Publishers like me are seeing a crunch, but that’s because there are 800 other publishers out there. We’re not lacking an audience we’re just saturating an audience!. As for the the question ‘What is the role of the photobook?’ Maybe I’m lacking a true philosophical insight - it is strange, because there are a million different publishers with a million different messages. For example, Trolley Books had a very political message. It was founded in journalism and it was grounded in a very left-wing ideology. On the other side, Mörel will never really do a book like that because we’re grounded in a more sort of culturally humorous direction - I’d like to spill into dadaism. Retrospectively, dadaism is this perfect moment of absurdity in the middle of a historically absurd era.

NS: It might wrong to say 'crisis' or 'in trouble', but, there are too many books. And for some, it seems the launch at the New York Art Book Fair is more important than the content of what they're launching. I receive numerous review copies from different artists, and with many of them, I don't understand what they want to say with the book.

AM: One realisation I have is that when my generation was younger, when we were in our early twenties, a lot of my friends who are photographers, or artists, their main ambition was to have exhibitions. They were making and framing art, and at that time in London, we had a whole bunch of independent galleries. It was sort of like the publishing wave that's going on now. I feel A lot of young artists today look towards the book more then the gallery… maybe there aren't enough small and wreckless galleries as there are publishers…

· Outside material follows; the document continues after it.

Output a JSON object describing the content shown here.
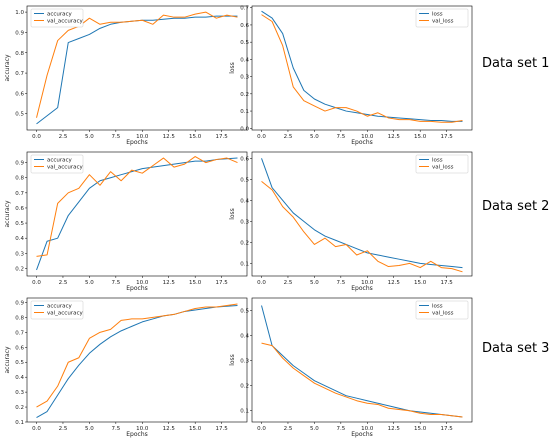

NS: The seminar at c/o Berlin looked at the economic aspects and the prospective future of photobooks. How can you survive? What will Mörel books do? What's the future?

AM: Financially, the landscape has changed. When I did a large book on Lucas Blalock in 2013 I was really putting a lot into production, I was able to sell most of them through bookshops and actually break even. Nowadays, I wouldn't expect that, so I've started to do special editions. At the NYABF we launched a big Jeff Mermelstein book. We sold prints for a hundred dollars - only for the duration of the fair.

If the bookshop is your main outlet, then you’re going to go bankrupt - that model doesn’t work anymore. We now have access to direct clients via the internet, and via book fairs. I’ve been playing around with eliminating the the 40% bookshops get as a discount - but cutting it from the print run. Make 300 books instead of 500 - sell them at the same retail price and only sell direct to clients. A lot of publishers also as the artist to directly bring money into the book. That’s not how Mörel works.

NS: I'm curious about the aspect of not taking money from the artists, because here in Scandinavia we have good funds for making books – we can get the book partly funded – whereas in the UK you don't.

AM: London is in a really fucked-up place. New York has private philanthropy. people put money into projects. And when they do I the case of non-profits, they also get tax breaks. They get benefits from that. In Scandinavia you have a lot of strong public funding. In Britain, we don't have either: the public funding is diminished, so funding smaller things like publishers or books doesn't really exist, there's nowhere you can really go for that. Plus, there's no private philanthropy culture…. we're sort of in limbo.

NS: So how do you do it then?

AM: To be honest, a lot of my books are two years late because I'm trying to figure out where to get the money. As I mentioned, part of the idea now is to make a special-editions. With Jeff Mermelstein's book, which is 300 pages, we're making a special edition, a 1,000 page version, and we're offering a copy to a Public Library. For Chris Shaw's book, we sold an original maquette to a collector. For Alix Marie's book, we sold a print to a collector. For Antony Cairn's book, he printed ten special editions, which we sold. By all means These don't pay for the full production, but they pay for part of it.